Designers of women's clothing are reinventing older styles for today

It was the scourge of women's wardrobes in the 1980s: now "the body" is back to torment a new generation too young to remember the downsides of wearing it.

Sales are soaring despite the garment's notorious reputation as one of the least comfortable items of clothing ever invented. Retailers, taking their cue from pop stars such as Lady Gaga and Rihanna as well as catwalk designers like Lanvin and Chloé, are increasing their stocks for the rest of the year.

Fans rate the body, also known as the bodysuit, for much the same reason that Donna Karan, the New York designer who made it famous, alighted on it. It goes with – and under – everything. And this time round, hi-tech fabrics mean bodies can double as 21st-century corsets, sucking in while covering up.

The body's revival comes alongside a slew of other unlikely resurgences, from jumpsuits and ponchos to dungarees and flares. Edith Youngblood, head of intimates at the fashion analysts WGSN, said the trend for vintage clothing had prompted women to reappraise what they wear – and why. "I hate to say it, but women have been known to forgo comfort for the sake of cutting-edge fashion, and the body is one of those instances. The vintage influence, which has translated to the high street, has a lot to do with women accepting some uncomfortable traditional aspects of lingerie."

Marks & Spencer, Asos and River Island are among the high-street retailers that have exploited the body trend. At the luxury bodywear label Wolford, sales of bodies are increasing faster than anything else it sells. A House of Fraser spokesman said customers were "demanding more and more styles". The department store group said sales of Flexees, its most popular shapewear brand, have jumped by 190 per cent compared with last year.

Just as the likes of Lady Gaga seek to shock with their outfits, flaunting so-called "intimates" in distinctly public settings, so do their fans.
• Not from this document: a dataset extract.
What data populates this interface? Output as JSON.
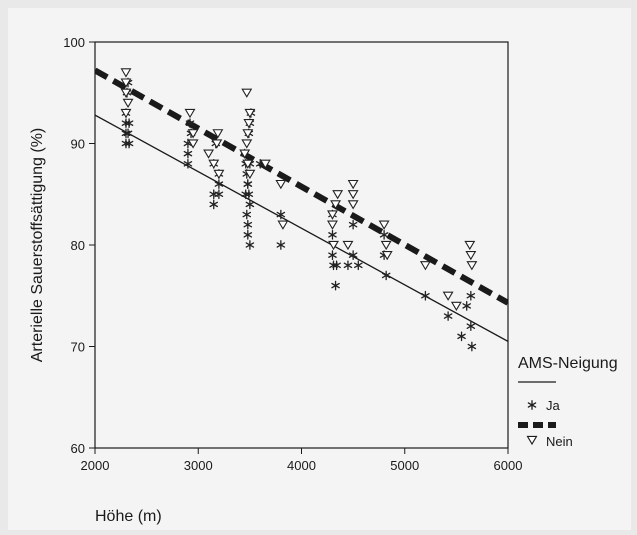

Farida Kaikobad, River Island's womenswear brand director, said: "Girls are wearing bodies as outerwear for an edgier look."

Jessica Brown, editor of the fashion industry title Drapers, said bodysuits also played into the dancewear trend, which the box office success of Black Swan has helped to reignite. "A body under a floaty or pleated skirt really plays into the ballerina look," she said.

But, as Ms Brown and others warn, fashion comes at a price where bodysuits are concerned. "They aren't that practical – toilet trips are a nightmare," she said.

Rob Phillips, of the London College of Fashion, said: "Those of us with longer memories can recall that bodies and jumpsuits are far from easy to wear – the construction relies on assuming that every woman has the same body proportions, which is clearly not the case. And it can lead to fashion horrors."

Mr Phillips said trends, even unlikely ones, would continue to make a comeback "because of the nature of design – as a designer it's important to look at what's gone before, in much the same way that trends in music come back around. But for all our sakes, let's hope the body isn't around for long this time."

Additional reporting by Karina Whalley

The body

Donna Karan gave the world the bodysuit in the 1980s; now it lives again on the catwalk.

The corset

In the past, the corset was the go-to item for a wasp-waisted figure. Multiple reincarnations later, it is now an item of clothing in its own right.


Seventies flares are in again, beating their more recent cousins, boot-cut jeans, to pole position as this summer's hot look.

The maxi skirt

Another staple of 1970s fashion, the maxi is bringing decorum back to our wardrobes. Wonderfully comfy to wear.

The jumpsuit

Some consider it the bodysuit's equal when it comes to hideous 1980s throwbacks. But that hasn't stopped the jumpsuit from springing back into fashion.